Prabhu A (2010) Ann Vasc Surg 24:525-31

ABSTRACT

Background

Acute kidney injury (AKI) is a significant cause of morbidity and mortality following cardiac surgery throughout the world. The paucity of early biomarkers has hampered early therapeutic intervention. Our aim was to evaluate plasma neutrophil gelatinase associated lipocalin (NGAL) levels as a predictor of renal injury in patients undergoing coronary artery bypass grafting (CABG) with cardiopulmonary bypass (CPB) along with markers of oxidative stress.

Methods

About 30 patients undergoing CABG with CPB were prospectively studied. Blood was collected before bypass, at 4, 12, and 24 hr after CPB initiation, for the analysis of NGAL and oxidative stress markers.

Results

Eight of 30 patients (26.6%) developed AKI, while 22 (73.4%) did not, as measured by serum creatinine, after 48-72 hr of surgery.
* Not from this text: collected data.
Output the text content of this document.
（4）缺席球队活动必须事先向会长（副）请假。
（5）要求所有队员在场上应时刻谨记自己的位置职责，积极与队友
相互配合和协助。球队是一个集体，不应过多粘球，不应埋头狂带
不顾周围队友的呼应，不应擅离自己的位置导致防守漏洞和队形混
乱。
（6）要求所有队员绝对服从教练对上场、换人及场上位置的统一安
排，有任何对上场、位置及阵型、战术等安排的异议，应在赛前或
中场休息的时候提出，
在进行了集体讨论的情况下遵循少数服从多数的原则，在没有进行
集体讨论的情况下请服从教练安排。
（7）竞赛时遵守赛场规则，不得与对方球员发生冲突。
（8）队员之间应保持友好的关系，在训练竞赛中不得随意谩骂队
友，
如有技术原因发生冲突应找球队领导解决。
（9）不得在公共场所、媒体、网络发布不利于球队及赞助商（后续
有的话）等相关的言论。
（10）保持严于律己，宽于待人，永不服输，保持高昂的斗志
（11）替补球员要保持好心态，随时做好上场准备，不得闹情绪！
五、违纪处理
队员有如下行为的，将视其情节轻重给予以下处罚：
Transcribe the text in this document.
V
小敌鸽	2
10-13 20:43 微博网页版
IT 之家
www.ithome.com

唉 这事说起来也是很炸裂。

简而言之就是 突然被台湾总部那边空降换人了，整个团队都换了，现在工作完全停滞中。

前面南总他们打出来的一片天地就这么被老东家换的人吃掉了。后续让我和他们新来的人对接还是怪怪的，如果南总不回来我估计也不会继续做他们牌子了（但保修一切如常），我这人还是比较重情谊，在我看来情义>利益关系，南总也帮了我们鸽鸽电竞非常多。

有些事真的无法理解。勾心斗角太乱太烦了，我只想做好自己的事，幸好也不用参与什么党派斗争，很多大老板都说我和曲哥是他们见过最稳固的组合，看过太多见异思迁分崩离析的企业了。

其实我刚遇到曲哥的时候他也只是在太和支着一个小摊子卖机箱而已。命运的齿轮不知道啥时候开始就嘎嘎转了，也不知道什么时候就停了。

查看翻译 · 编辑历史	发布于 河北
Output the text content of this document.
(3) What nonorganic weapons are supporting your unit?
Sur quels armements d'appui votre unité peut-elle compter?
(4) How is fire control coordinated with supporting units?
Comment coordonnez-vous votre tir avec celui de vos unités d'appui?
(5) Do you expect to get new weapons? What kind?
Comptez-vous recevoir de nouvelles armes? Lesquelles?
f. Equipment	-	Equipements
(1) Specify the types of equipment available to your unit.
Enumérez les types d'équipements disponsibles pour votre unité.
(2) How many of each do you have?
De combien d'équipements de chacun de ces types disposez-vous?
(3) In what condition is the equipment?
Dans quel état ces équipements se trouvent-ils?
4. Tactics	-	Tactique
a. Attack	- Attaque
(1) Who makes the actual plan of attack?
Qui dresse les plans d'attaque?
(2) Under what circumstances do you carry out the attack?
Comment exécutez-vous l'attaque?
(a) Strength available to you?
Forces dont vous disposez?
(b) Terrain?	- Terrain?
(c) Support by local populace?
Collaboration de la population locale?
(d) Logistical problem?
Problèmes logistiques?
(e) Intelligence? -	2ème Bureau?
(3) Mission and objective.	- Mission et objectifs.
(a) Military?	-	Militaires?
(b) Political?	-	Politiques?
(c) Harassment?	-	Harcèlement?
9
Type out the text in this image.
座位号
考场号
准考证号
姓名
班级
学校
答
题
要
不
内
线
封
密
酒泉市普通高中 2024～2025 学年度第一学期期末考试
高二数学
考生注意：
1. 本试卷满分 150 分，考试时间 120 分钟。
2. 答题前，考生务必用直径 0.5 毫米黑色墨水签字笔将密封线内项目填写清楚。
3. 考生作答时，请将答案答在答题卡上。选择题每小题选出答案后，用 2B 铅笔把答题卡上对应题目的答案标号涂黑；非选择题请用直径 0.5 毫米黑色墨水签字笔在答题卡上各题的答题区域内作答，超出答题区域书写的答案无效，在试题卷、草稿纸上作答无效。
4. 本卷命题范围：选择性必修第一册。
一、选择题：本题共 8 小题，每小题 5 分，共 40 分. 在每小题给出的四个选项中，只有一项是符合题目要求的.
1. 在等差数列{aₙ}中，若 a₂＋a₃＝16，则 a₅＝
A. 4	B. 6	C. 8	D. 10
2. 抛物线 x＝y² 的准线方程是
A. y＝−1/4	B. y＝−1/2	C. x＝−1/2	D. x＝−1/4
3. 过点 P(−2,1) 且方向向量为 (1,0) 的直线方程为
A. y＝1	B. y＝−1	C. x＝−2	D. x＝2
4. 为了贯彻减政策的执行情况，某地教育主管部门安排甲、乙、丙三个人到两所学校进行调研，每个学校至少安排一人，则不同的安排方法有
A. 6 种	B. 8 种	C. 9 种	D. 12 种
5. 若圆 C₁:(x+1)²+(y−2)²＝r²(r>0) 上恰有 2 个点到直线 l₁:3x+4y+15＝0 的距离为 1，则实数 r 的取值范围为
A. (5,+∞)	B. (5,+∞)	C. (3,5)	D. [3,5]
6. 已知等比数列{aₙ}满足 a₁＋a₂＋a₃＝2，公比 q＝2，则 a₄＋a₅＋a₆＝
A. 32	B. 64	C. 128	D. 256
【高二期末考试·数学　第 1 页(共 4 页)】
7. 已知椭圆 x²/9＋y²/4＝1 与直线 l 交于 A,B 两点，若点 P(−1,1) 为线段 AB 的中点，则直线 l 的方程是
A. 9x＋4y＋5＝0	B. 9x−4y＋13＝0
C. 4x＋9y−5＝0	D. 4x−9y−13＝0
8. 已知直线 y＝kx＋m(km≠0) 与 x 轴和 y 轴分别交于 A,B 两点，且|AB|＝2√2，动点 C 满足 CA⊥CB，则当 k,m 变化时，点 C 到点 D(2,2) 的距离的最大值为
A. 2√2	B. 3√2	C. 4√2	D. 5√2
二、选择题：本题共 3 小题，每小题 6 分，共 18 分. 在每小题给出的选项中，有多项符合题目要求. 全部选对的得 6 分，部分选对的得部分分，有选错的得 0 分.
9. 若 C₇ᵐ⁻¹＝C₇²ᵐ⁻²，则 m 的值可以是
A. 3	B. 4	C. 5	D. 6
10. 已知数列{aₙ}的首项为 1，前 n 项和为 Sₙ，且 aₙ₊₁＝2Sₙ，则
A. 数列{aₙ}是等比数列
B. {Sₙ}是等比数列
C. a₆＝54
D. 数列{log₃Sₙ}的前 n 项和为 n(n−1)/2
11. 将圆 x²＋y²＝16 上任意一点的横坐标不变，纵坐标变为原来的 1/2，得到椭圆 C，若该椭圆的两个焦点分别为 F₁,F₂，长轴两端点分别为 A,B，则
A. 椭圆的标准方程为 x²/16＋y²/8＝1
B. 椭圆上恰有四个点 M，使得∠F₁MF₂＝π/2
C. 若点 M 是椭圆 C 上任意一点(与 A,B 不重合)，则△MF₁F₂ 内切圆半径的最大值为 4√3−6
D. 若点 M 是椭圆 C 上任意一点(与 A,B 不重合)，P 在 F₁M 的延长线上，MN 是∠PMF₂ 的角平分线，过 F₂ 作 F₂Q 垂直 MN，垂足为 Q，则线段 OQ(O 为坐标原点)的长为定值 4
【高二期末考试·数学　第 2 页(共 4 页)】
However, plasma NGAL levels at 4 hr were high in patients who developed AKI compared with those who did not (352.97 +/- 49.32 vs. 199.83 +/- 23.28 ng/mL, p = 0.000). There was a significant difference in aortic cross-clamp time (p = 0.000), duration of CPB (p = 0.000), and ventilation duration (p < 0.05) between the two groups. The level of malondialdehyde (MDA), a marker of oxidative stress, was higher only at 4 hr in the AKI group. No significant differences were observed in the level of antioxidants between the two groups. A significant correlation was found between plasma NGAL at 4 hr and the change in serum creatinine (r = 0.863, p = 0.006) as well as ventilation duration (r = 0.830, p = 0.011). The sensitivity and specificity of plasma NGAL at 4 hr after CPB was optimal at the 229 ng/mL cut-off with an area under the curve of 0.98 for prediction of AKI.

Conclusion

Measurement of plasma NGAL in patients in the first few hours after CPB is predictive of AKI. Oxidative stress as measured by the level of MDA and antioxidants has no substantial role in the progression of AKI during CABG with CPB.